Whether the arrow then really fits optimally can then be found out with various shooting tests (e.g. paper test, bare shaft test, etc.). If you see after these tests that there is still some need for optimization, the purchased arrow with the corresponding spine can of course no longer be changed. But there are still small ways to improve the arrow. For a clean arrow flight, the draw weight and point weight can still be modified, and the length of the arrow could still be adjusted, though just by a small amount. However, such optimizations really belong to the field of fine tuning and are usually carried out by experienced (competitive) archers with a well-tuned bow setup.
So, can you put a number on this dynamic behavior? You could try, but there isn’t a system out there for that. And frankly, you don’t even need to. This is why we do not want to talk about „dynamic spine“ and certainly not about a „dynamic spine value“. There is only one spine, and that one is written on the arrow shaft.

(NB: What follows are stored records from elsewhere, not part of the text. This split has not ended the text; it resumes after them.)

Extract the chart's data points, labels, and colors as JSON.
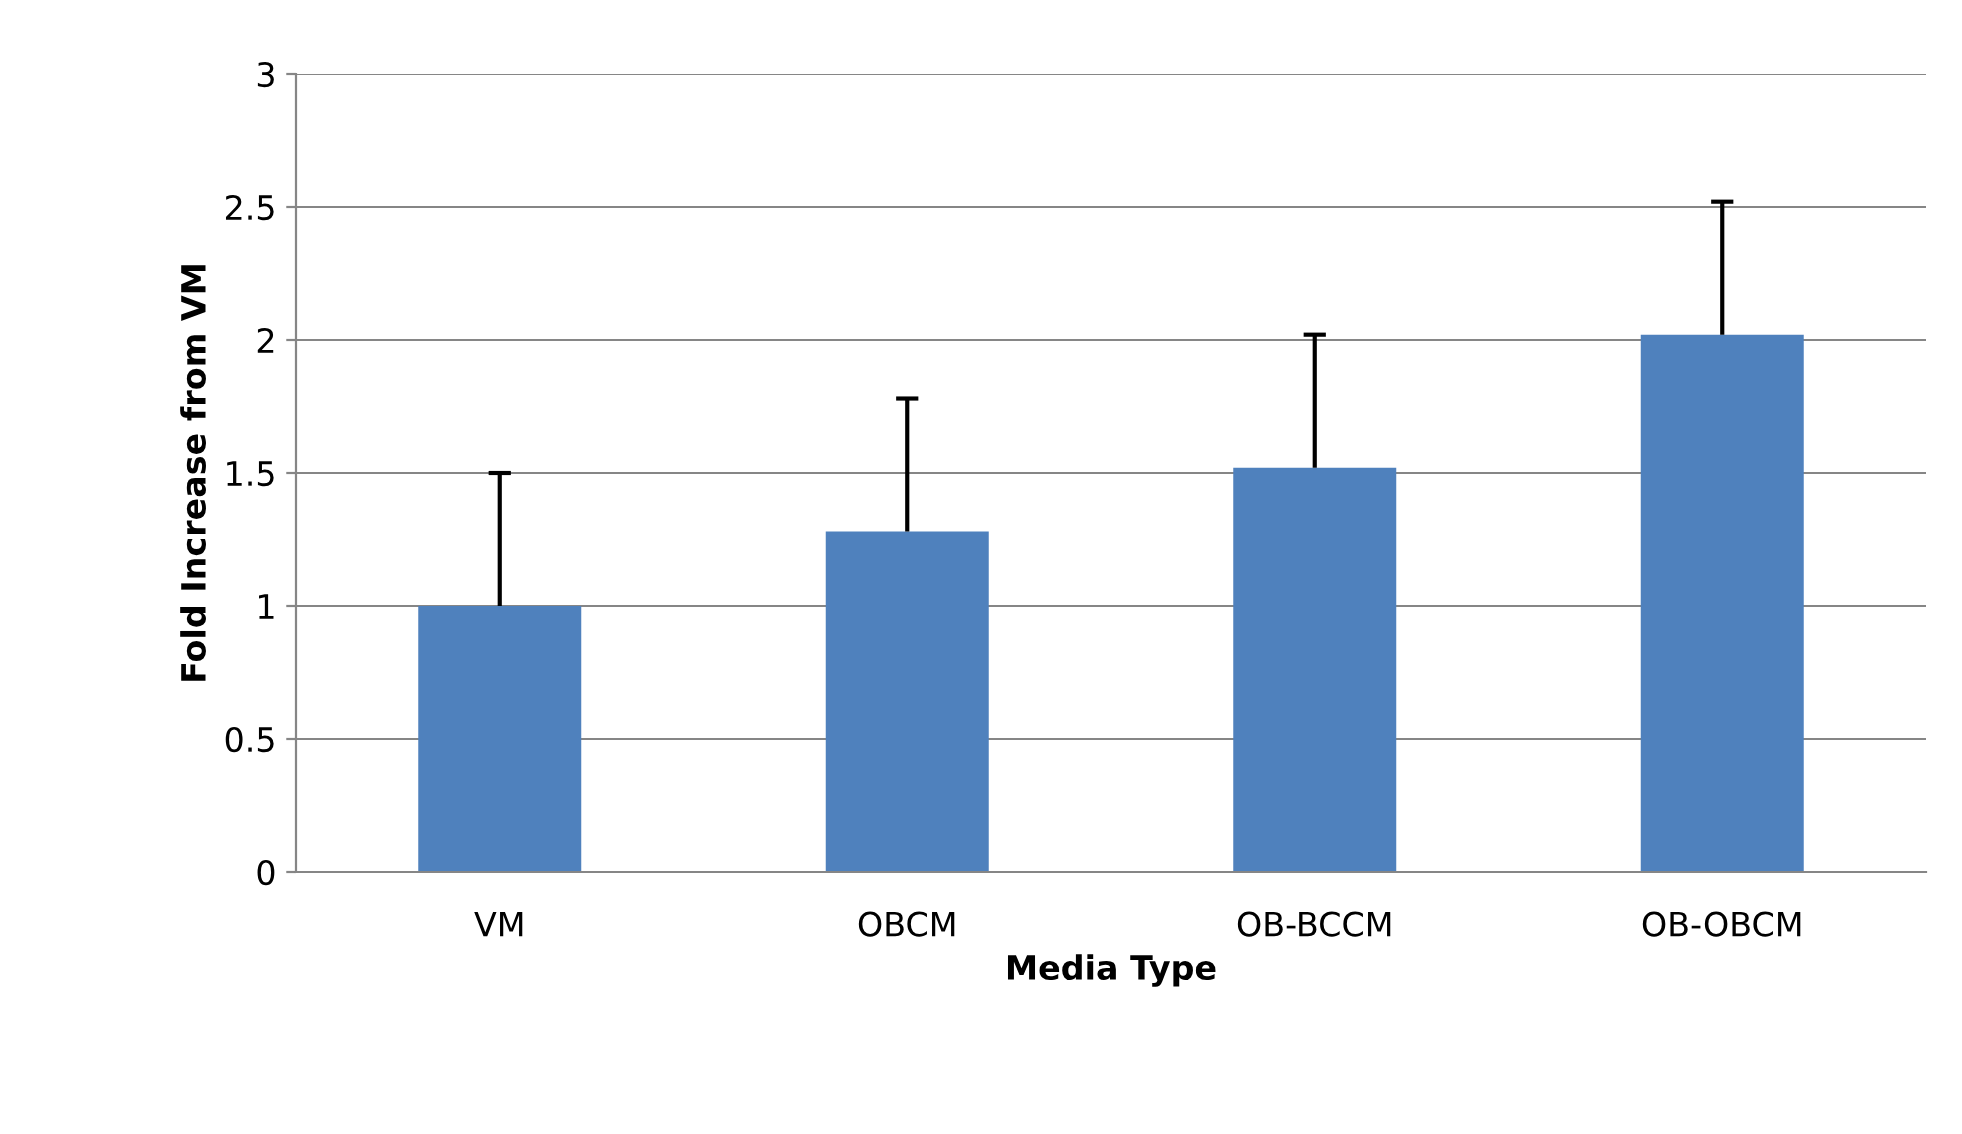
{
  "chart_data": {
    "type": "bar",
    "xlabel": "Media Type",
    "ylabel": "Fold Increase from VM",
    "categories": [
      "VM",
      "OBCM",
      "OB-BCCM",
      "OB-OBCM"
    ],
    "values": [
      1.0,
      1.28,
      1.52,
      2.02
    ],
    "errors": [
      [
        1.0,
        1.5
      ],
      [
        1.28,
        1.78
      ],
      [
        1.52,
        2.02
      ],
      [
        2.02,
        2.52
      ]
    ],
    "color": "#4f81bd",
    "ylim": [
      0,
      3
    ],
    "yticks": [
      0,
      0.5,
      1,
      1.5,
      2,
      2.5,
      3
    ],
    "grid": "y"
  }
}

Nice article, but the example with car accelerating and a pressure on adult vs child is wrong. They will experience the same acceleration and heavier person will feel more significant force than lighter.
I think this analogy is difficult in general, because as you say, the acceleration is independent of the mass. You could even argue that the acceleration doesn’t really feel different. The force might be higher for an adult, but the adult also has a greater contact area on the seat.